The machinery responsible for duplicating our genome, the replisome, must contend with various challenges and obstacles, such as DNA damage and DNA-bound proteins. Genetic evidence suggests that certain DNA sequences, even when undamaged, can impede replication. However, the evidence is indirect and often conflicting.

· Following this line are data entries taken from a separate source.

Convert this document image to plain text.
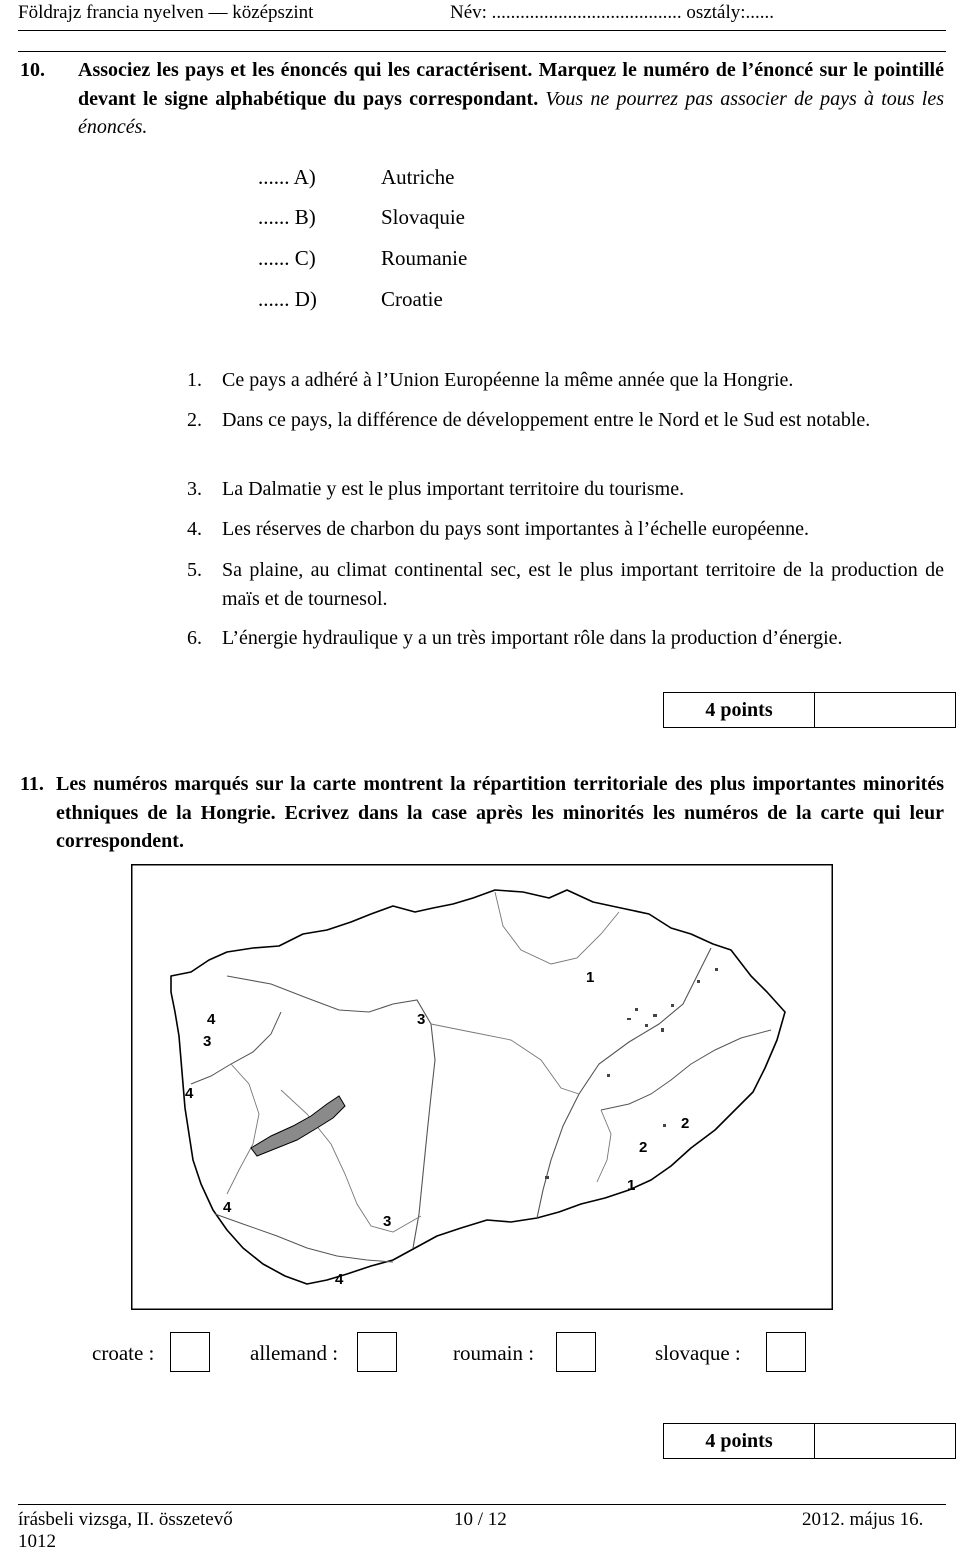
Földrajz francia nyelven — középszint	Név: ........................................ osztály:......
10. Associez les pays et les énoncés qui les caractérisent. Marquez le numéro de l’énoncé sur le pointillé devant le signe alphabétique du pays correspondant. Vous ne pourrez pas associer de pays à tous les énoncés.
...... A)	Autriche
...... B)	Slovaquie
...... C)	Roumanie
...... D)	Croatie
1. Ce pays a adhéré à l’Union Européenne la même année que la Hongrie.
2. Dans ce pays, la différence de développement entre le Nord et le Sud est notable.
3. La Dalmatie y est le plus important territoire du tourisme.
4. Les réserves de charbon du pays sont importantes à l’échelle européenne.
5. Sa plaine, au climat continental sec, est le plus important territoire de la production de maïs et de tournesol.
6. L’énergie hydraulique y a un très important rôle dans la production d’énergie.
4 points
11. Les numéros marqués sur la carte montrent la répartition territoriale des plus importantes minorités ethniques de la Hongrie. Ecrivez dans la case après les minorités les numéros de la carte qui leur correspondent.
1
4
3
3
4
2
2
1
4
3
4
croate :	allemand :	roumain :	slovaque :
4 points
írásbeli vizsga, II. összetevő
1012
10 / 12	2012. május 16.
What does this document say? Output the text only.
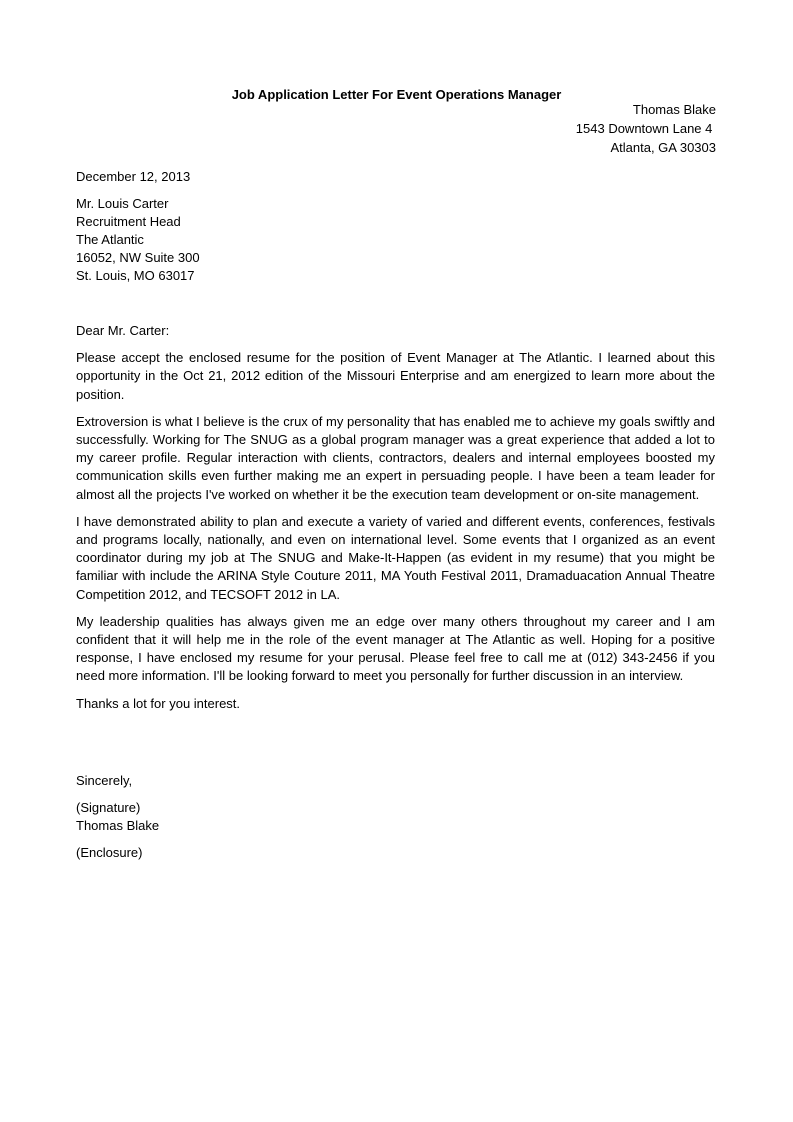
Job Application Letter For Event Operations Manager
Thomas Blake
1543 Downtown Lane 4
Atlanta, GA 30303
December 12, 2013
Mr. Louis Carter
Recruitment Head
The Atlantic
16052, NW Suite 300
St. Louis, MO 63017

Dear Mr. Carter:

Please accept the enclosed resume for the position of Event Manager at The Atlantic. I learned about this opportunity in the Oct 21, 2012 edition of the Missouri Enterprise and am energized to learn more about the position.

Extroversion is what I believe is the crux of my personality that has enabled me to achieve my goals swiftly and successfully. Working for The SNUG as a global program manager was a great experience that added a lot to my career profile. Regular interaction with clients, contractors, dealers and internal employees boosted my communication skills even further making me an expert in persuading people. I have been a team leader for almost all the projects I've worked on whether it be the execution team development or on-site management.

I have demonstrated ability to plan and execute a variety of varied and different events, conferences, festivals and programs locally, nationally, and even on international level. Some events that I organized as an event coordinator during my job at The SNUG and Make-It-Happen (as evident in my resume) that you might be familiar with include the ARINA Style Couture 2011, MA Youth Festival 2011, Dramaduacation Annual Theatre Competition 2012, and TECSOFT 2012 in LA.

My leadership qualities has always given me an edge over many others throughout my career and I am confident that it will help me in the role of the event manager at The Atlantic as well. Hoping for a positive response, I have enclosed my resume for your perusal. Please feel free to call me at (012) 343-2456 if you need more information. I'll be looking forward to meet you personally for further discussion in an interview.

Thanks a lot for you interest.

Sincerely,
(Signature)
Thomas Blake
(Enclosure)
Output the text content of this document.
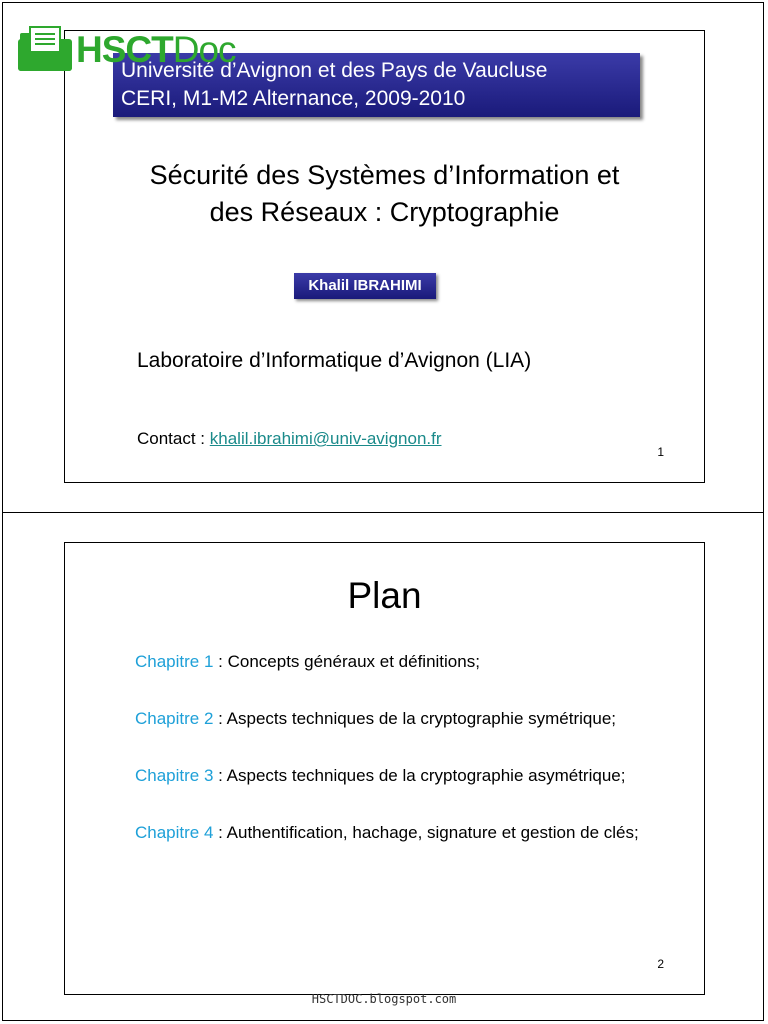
HSCTDoc
Université d’Avignon et des Pays de Vaucluse
CERI, M1-M2 Alternance, 2009-2010
Sécurité des Systèmes d’Information et
des Réseaux : Cryptographie
Khalil IBRAHIMI
Laboratoire d’Informatique d’Avignon (LIA)
Contact : khalil.ibrahimi@univ-avignon.fr
1
Plan
Chapitre 1 : Concepts généraux et définitions;
Chapitre 2 : Aspects techniques de la cryptographie symétrique;
Chapitre 3 : Aspects techniques de la cryptographie asymétrique;
Chapitre 4 : Authentification, hachage, signature et gestion de clés;
2
HSCTDOC.blogspot.com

By reconstituting DNA replication in vitro, we discovered that certain structure-prone sequences are sufficient to stall replication. We dissected the mechanism to reveal that replication recovery modes vary with the type of DNA secondary structure. Our work highlights the DNA itself as an endogenous source of replication stress, which is a hallmark of cancer cells, and may affect the way we use DNA replication and checkpoint inhibitors in the clinic.

 

Gideon obtained his B.Sc. in Life Sciences and Ph.D in Genetics from the Hebrew University of Jerusalem in Israel. In 2011 he joined the lab of Dr. John Diffley for his postdoctoral work at the London Research Institute, which later became part of the Francis Crick Institute. In 2018 he established his lab at the Chelsea site of the ICR, funded by a Sir Henry Dale Fellowship from the Wellcome Trust and Royal Society.

 

 &

 

Professor David Rueda – MRC LMS, Imperial College London

 

“FANCD2-FANCI is a sliding clamp that surveys DNA and recognizes single-stranded gaps”

 

DNA crosslinks block DNA replication and are repaired by the Fanconi Anemia pathway. The FANCD2-FANCI (D2-I) protein complex is central to this process as it initiates repair by coordinating DNA incisions around the lesion1. However, D2-I is also known to play a more general role in DNA repair and in protecting stalled replication forks from unscheduled degradation2-4. It is currently unclear how DNA crosslinks are recognized and how D2-I functions in replication fork protection. Using single-molecule microscopy, we show that D2-I is a sliding clamp that binds to and diffuses on double-stranded DNA. Strikingly, sliding D2-I stalls upon encountering single-stranded–double-stranded (ss-ds) DNA junctions- structures that are generated when replication forks stall at DNA lesions5. Using cryoEM, we determined structures of D2-I on DNA which show that stalled D2-I makes specific interactions with the ss-dsDNA junction that are distinct from those made by sliding D2-I. We propose that D2-I surveys DNA and, rather than recognizing DNA crosslinks directly, it specifically clamps onto ss-dsDNA junctions. Since ss-dsDNA junctions are found at stalled replication forks, D2-I can identify sites of DNA damage. Therefore, our data provide a unified molecular mechanism that reconciles the roles of D2-I in the recognition and protection of stalled replication forks in multiple DNA repair pathways.

 

Professor David Rueda is a Spanish Biophysical Chemist who received his DSc from the École Polytechnique Fédérale de Lausanne (Switzerland), where he studied Chemical Engineering. During his doctoral thesis, he obtained training in Laser Spectroscopy and Quantum Chemistry. Prof Rueda then moved to the University of Michigan, where he developed novel fluorescence microscopy approaches to study the dynamics of small catalytic RNA enzymes at the single-molecule level. He received a Postdoc. Mobility Fellowship from the Swiss NSF. Dr Rueda joined the Department of Chemistry at Wayne State University (Michigan), where he expanded his Single Molecule Biophysics work to investigate large RNA enzymes, RNA helicases, DNA polymerases and DNA deaminases. During this period, he obtained funding from the NIH and a prestigious CAREER award from the NSF. He also received numerous awards, including an Excellence in Teaching Award and the Outstanding Junior Faculty Award. He was also an A. Paul Schaap Faculty Scholar. He moved to Imperial College London and the MRC-LMS in 2012, where he holds the Chair in Molecular and Cellular Biophysics and leads the Single Molecule Imaging group. He continues to develop and apply single-molecule microscopy-based approaches to elucidate the molecular mechanism of several cellular processes involved in human diseases, such as cancer and neurodegenerative disorders.

 

 

Please note: This webinar is exclusively available to colleagues from the Institute of Cancer Research, the Royal Marsden, Imperial and Imperial College Healthcare. Do not forward to colleagues outside of these organisations.